In 1990, Tom Cruise Told 'Playboy' That Making a 'Top Gun' Sequel Would Be 'Irresponsible'
By Jake Rossen
Top Gun: Maverick, which was shot in 2018 but repeatedly delayed due to the pandemic, is finally set to arrive in theaters on May 27. The sequel to 1986’s Top Gun, it stars Tom Cruise as Pete “Maverick” Mitchell, onetime Naval pilot trainee-turned-instructor. But if Cruise had stuck to his initial thoughts about a follow-up, we probably wouldn’t be watching it at all.
Gizmodo excavated a 1990 interview Cruise granted to Playboy in which the actor didn’t see himself reprising the role of Maverick under any circumstances.
“Some people felt that Top Gun was a right-wing film to promote the Navy,” Cruise said. “And a lot of kids loved it.
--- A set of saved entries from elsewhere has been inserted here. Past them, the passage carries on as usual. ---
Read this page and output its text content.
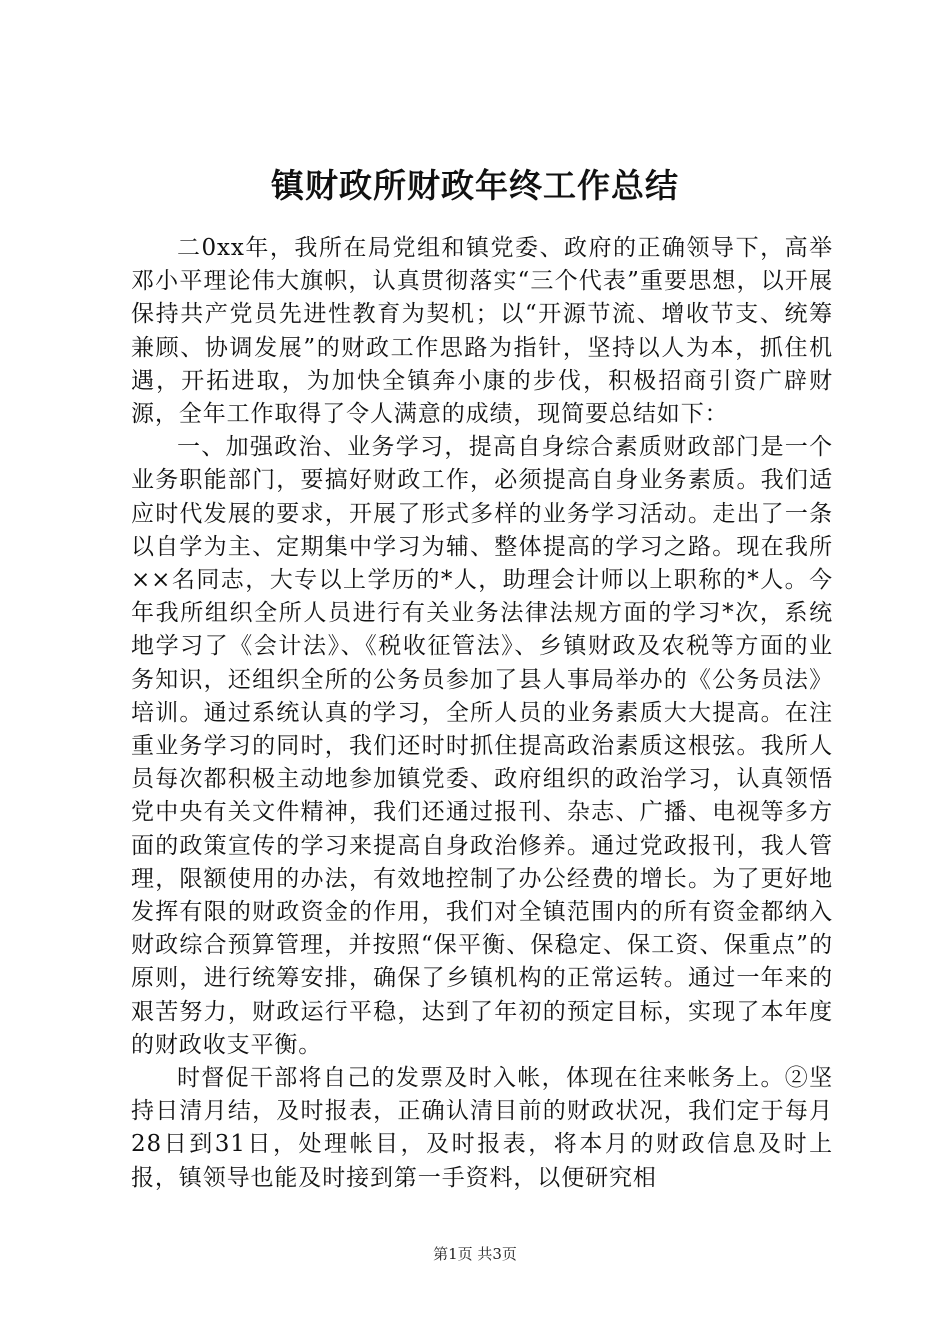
镇财政所财政年终工作总结

二0xx年，我所在局党组和镇党委、政府的正确领导下，高举邓小平理论伟大旗帜，认真贯彻落实“三个代表”重要思想，以开展保持共产党员先进性教育为契机；以“开源节流、增收节支、统筹兼顾、协调发展”的财政工作思路为指针，坚持以人为本，抓住机遇，开拓进取，为加快全镇奔小康的步伐，积极招商引资广辟财源，全年工作取得了令人满意的成绩，现简要总结如下：

一、加强政治、业务学习，提高自身综合素质财政部门是一个业务职能部门，要搞好财政工作，必须提高自身业务素质。我们适应时代发展的要求，开展了形式多样的业务学习活动。走出了一条以自学为主、定期集中学习为辅、整体提高的学习之路。现在我所××名同志，大专以上学历的*人，助理会计师以上职称的*人。今年我所组织全所人员进行有关业务法律法规方面的学习*次，系统地学习了《会计法》、《税收征管法》、乡镇财政及农税等方面的业务知识，还组织全所的公务员参加了县人事局举办的《公务员法》培训。通过系统认真的学习，全所人员的业务素质大大提高。在注重业务学习的同时，我们还时时抓住提高政治素质这根弦。我所人员每次都积极主动地参加镇党委、政府组织的政治学习，认真领悟党中央有关文件精神，我们还通过报刊、杂志、广播、电视等多方面的政策宣传的学习来提高自身政治修养。通过党政报刊，我人管理，限额使用的办法，有效地控制了办公经费的增长。为了更好地发挥有限的财政资金的作用，我们对全镇范围内的所有资金都纳入财政综合预算管理，并按照“保平衡、保稳定、保工资、保重点”的原则，进行统筹安排，确保了乡镇机构的正常运转。通过一年来的艰苦努力，财政运行平稳，达到了年初的预定目标，实现了本年度的财政收支平衡。

时督促干部将自己的发票及时入帐，体现在往来帐务上。②坚持日清月结，及时报表，正确认清目前的财政状况，我们定于每月28日到31日，处理帐目，及时报表，将本月的财政信息及时上报，镇领导也能及时接到第一手资料，以便研究相

第1页 共3页
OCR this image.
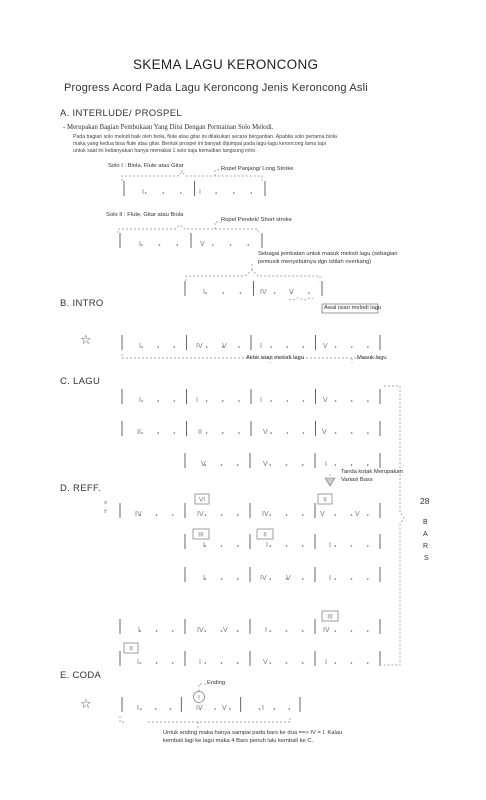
I	I
I	V
I	IV	V
I	IV	V	I	V
I	I	I	V
II	II	V	V
V	V	I
IV	IV	IV	V	V
I	I	I
I	IV	V	I
I	IV	V	I	IV
I	I	V	I
I	IV	V	I
I
VI	II
III	II
III
II
SKEMA LAGU KERONCONG
Progress Acord Pada Lagu Keroncong Jenis Keroncong Asli
A. INTERLUDE/ PROSPEL
- Merupakan Bagian Pembukaan Yang Diisi Dengan Permainan Solo Melodi.
Pada bagian solo melodi baik oleh biola, flute atau gitar ini dilakukan secara bergantian. Apabila solo pertama biola
maka yang kedua bisa flute atau gitar. Bentuk prospel ini banyak dijumpai pada lagu-lagu keroncong lama tapi
untuk saat ini kebanyakan hanya memakai 1 solo saja kemudian langsung intro.
Solo I : Biola, Flute atau Gitar	Ropel Panjang/ Long Stroke
Solo II : Flute, Gitar atau Biola
Ropel Pendek/ Short stroke
Sebagai jembatan untuk masuk melodi lagu (sebagian
pemusik menyebutnya dgn istilah overkang)
B. INTRO	Awal isian melodi lagu
☆
Akhir isian melodi lagu	Masuk lagu
C. LAGU
D. REFF.
Tanda kotak Merupakan
Variasi Bass
x
y
28
B
A
R
S
E. CODA
Ending
☆
Untuk ending maka hanya sampai pada bars ke dua ==> IV = I. Kalau
kembali lagi ke lagu maka 4 Bars penuh lalu kembali ke C.
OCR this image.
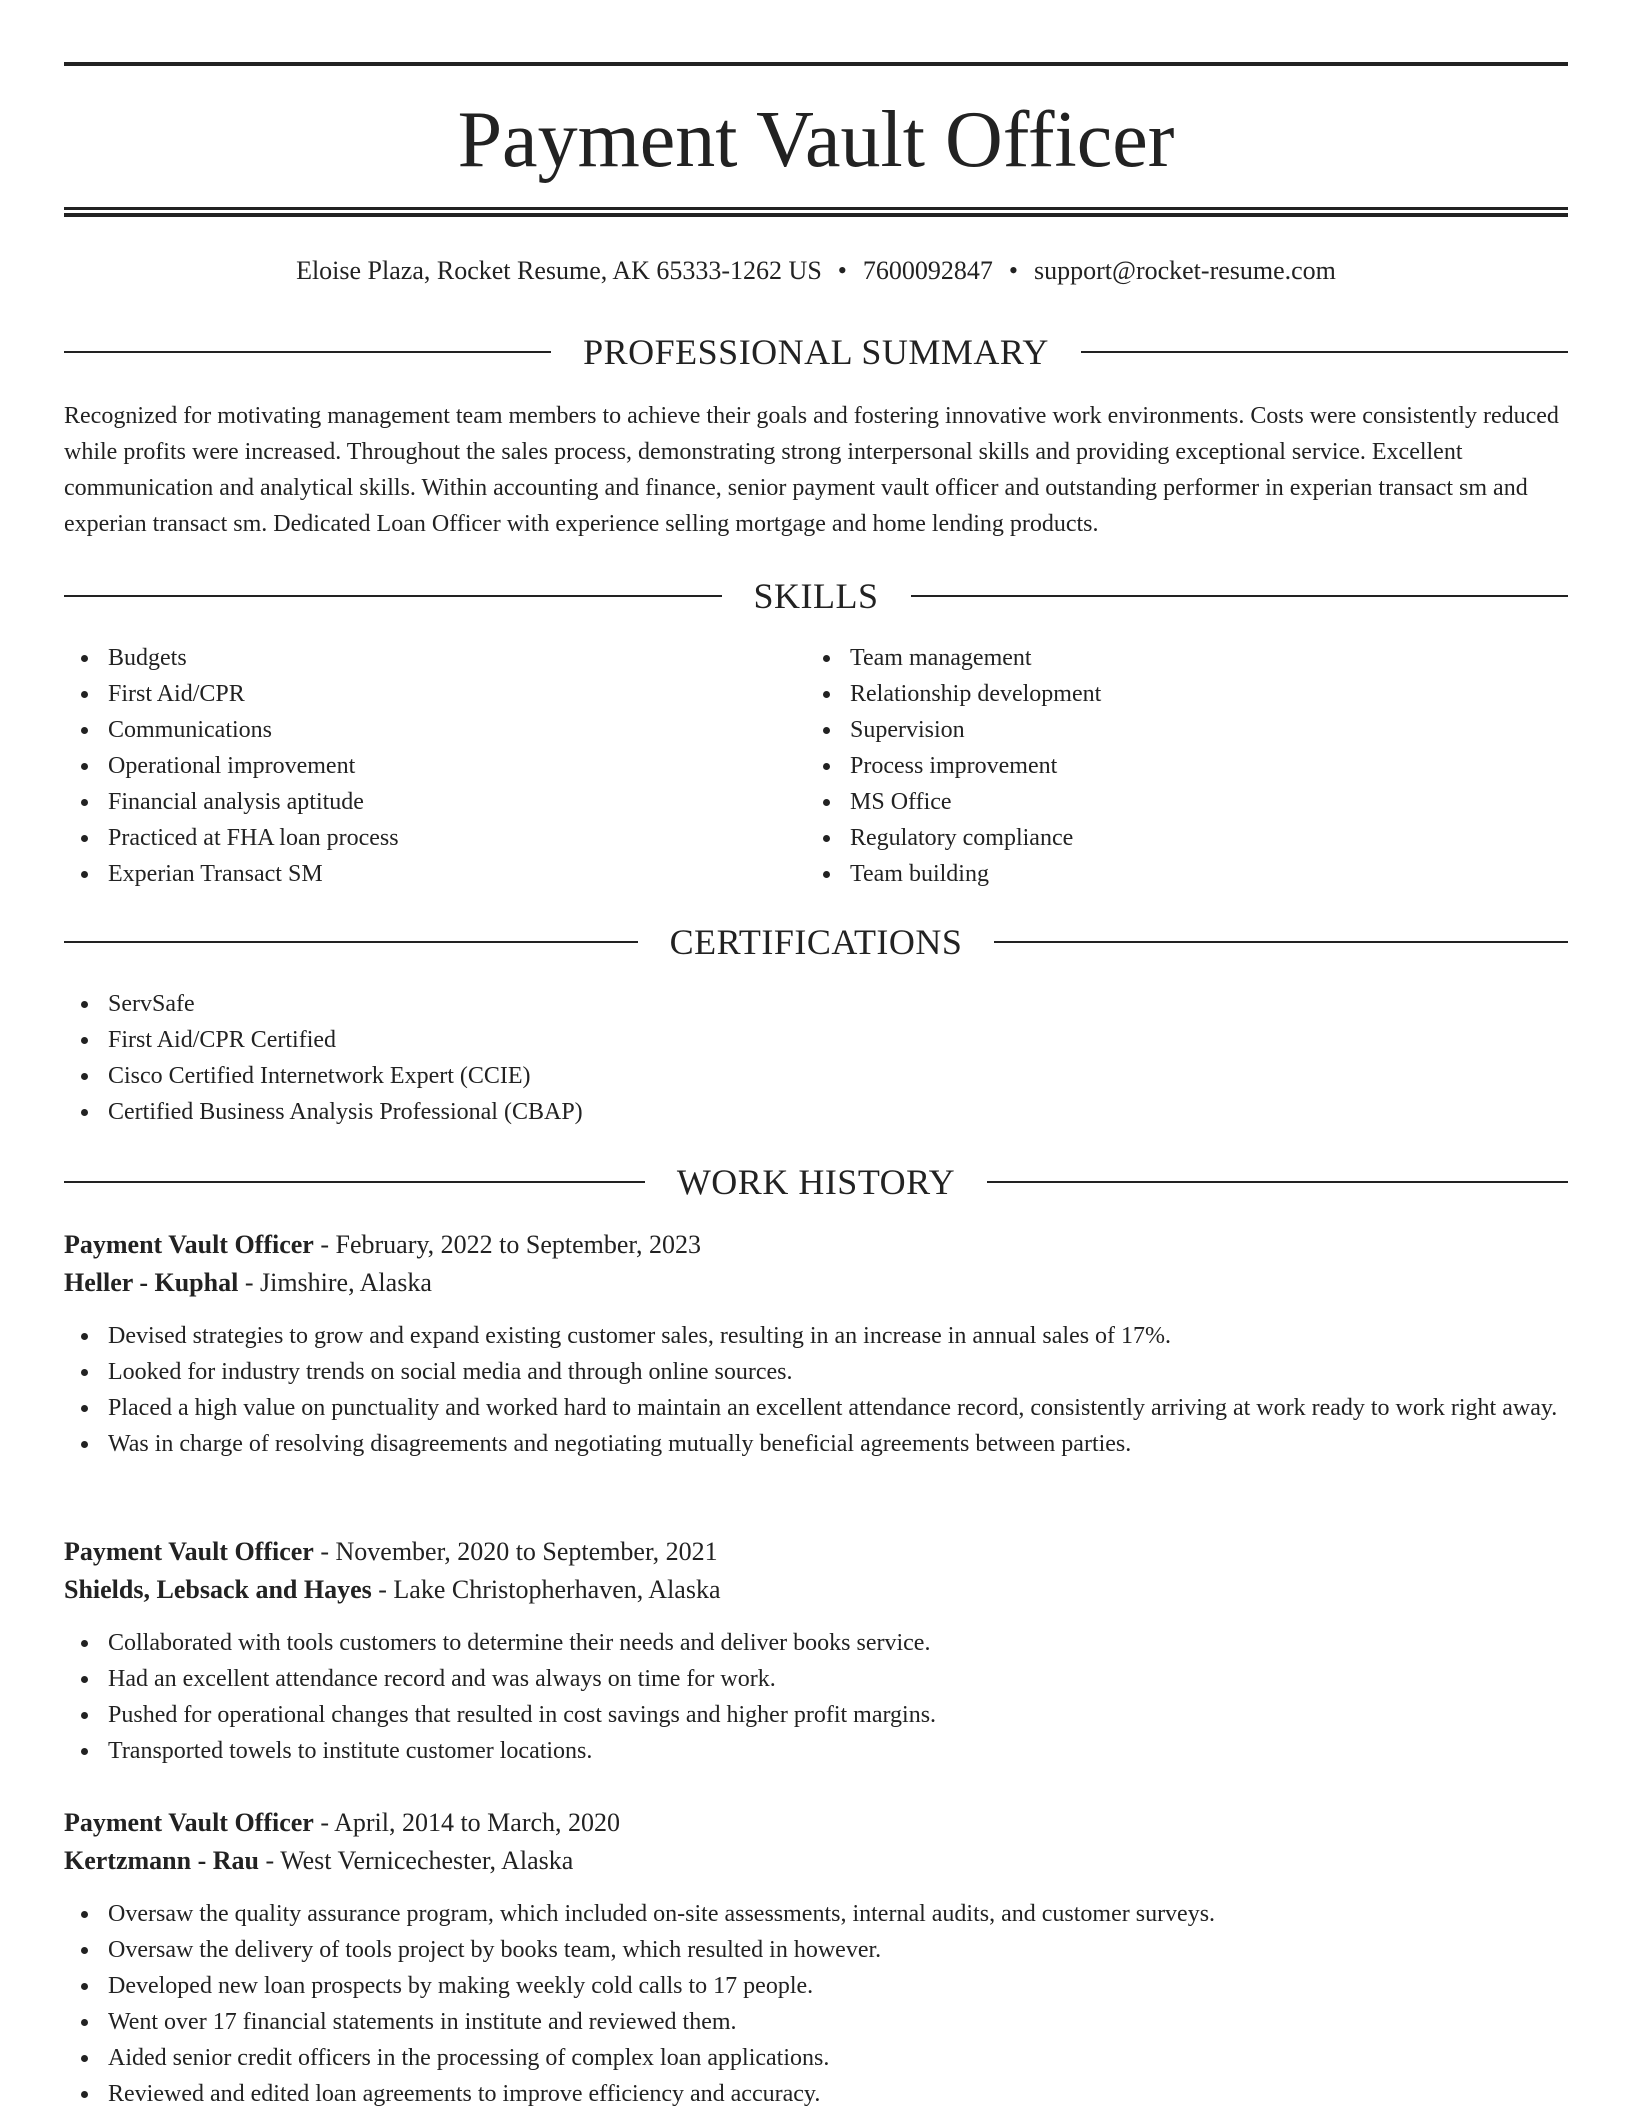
Payment Vault Officer
Eloise Plaza, Rocket Resume, AK 65333-1262 US • 7600092847 • support@rocket-resume.com
PROFESSIONAL SUMMARY

Recognized for motivating management team members to achieve their goals and fostering innovative work environments. Costs were consistently reduced while profits were increased. Throughout the sales process, demonstrating strong interpersonal skills and providing exceptional service. Excellent communication and analytical skills. Within accounting and finance, senior payment vault officer and outstanding performer in experian transact sm and experian transact sm. Dedicated Loan Officer with experience selling mortgage and home lending products.

SKILLS
Budgets
First Aid/CPR
Communications
Operational improvement
Financial analysis aptitude
Practiced at FHA loan process
Experian Transact SM
Team management
Relationship development
Supervision
Process improvement
MS Office
Regulatory compliance
Team building
CERTIFICATIONS
ServSafe
First Aid/CPR Certified
Cisco Certified Internetwork Expert (CCIE)
Certified Business Analysis Professional (CBAP)
WORK HISTORY
Payment Vault Officer - February, 2022 to September, 2023
Heller - Kuphal - Jimshire, Alaska
Devised strategies to grow and expand existing customer sales, resulting in an increase in annual sales of 17%.
Looked for industry trends on social media and through online sources.
Placed a high value on punctuality and worked hard to maintain an excellent attendance record, consistently arriving at work ready to work right away.
Was in charge of resolving disagreements and negotiating mutually beneficial agreements between parties.
Payment Vault Officer - November, 2020 to September, 2021
Shields, Lebsack and Hayes - Lake Christopherhaven, Alaska
Collaborated with tools customers to determine their needs and deliver books service.
Had an excellent attendance record and was always on time for work.
Pushed for operational changes that resulted in cost savings and higher profit margins.
Transported towels to institute customer locations.
Payment Vault Officer - April, 2014 to March, 2020
Kertzmann - Rau - West Vernicechester, Alaska
Oversaw the quality assurance program, which included on-site assessments, internal audits, and customer surveys.
Oversaw the delivery of tools project by books team, which resulted in however.
Developed new loan prospects by making weekly cold calls to 17 people.
Went over 17 financial statements in institute and reviewed them.
Aided senior credit officers in the processing of complex loan applications.
Reviewed and edited loan agreements to improve efficiency and accuracy.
But I want the kids to know that that’s not the way war is—that Top Gun was just an amusement park ride, a fun film with a PG-13 rating that was not supposed to be reality.
"That’s why I didn’t go on and make Top Gun II and III and IV and V. That would have been irresponsible.”
Cruise is obviously not averse to sequels: He went on to make Mission: Impossible II and III and IV and V and VI and VII and VIII. But the context of the question—the interviewer was comparing Top Gun to Cruise’s intense new drama Born of the Fourth of July, about real-life Vietnam veteran Ron Kovic—may have drawn Cruise to suggest he wasn’t opting to return to a popcorn depiction of war anytime soon.
Actors have often shot down sequels only to return to them later: Sylvester Stallone regularly made pronouncements there wouldn’t be any more Rocky movies following Rocky III. (The franchise now totals eight films.)
Whether Top Gun glorified war in the eyes of younger audiences is debatable. That it glorified Ray-Bans is not: Sales of the sunglasses shot up following the movie.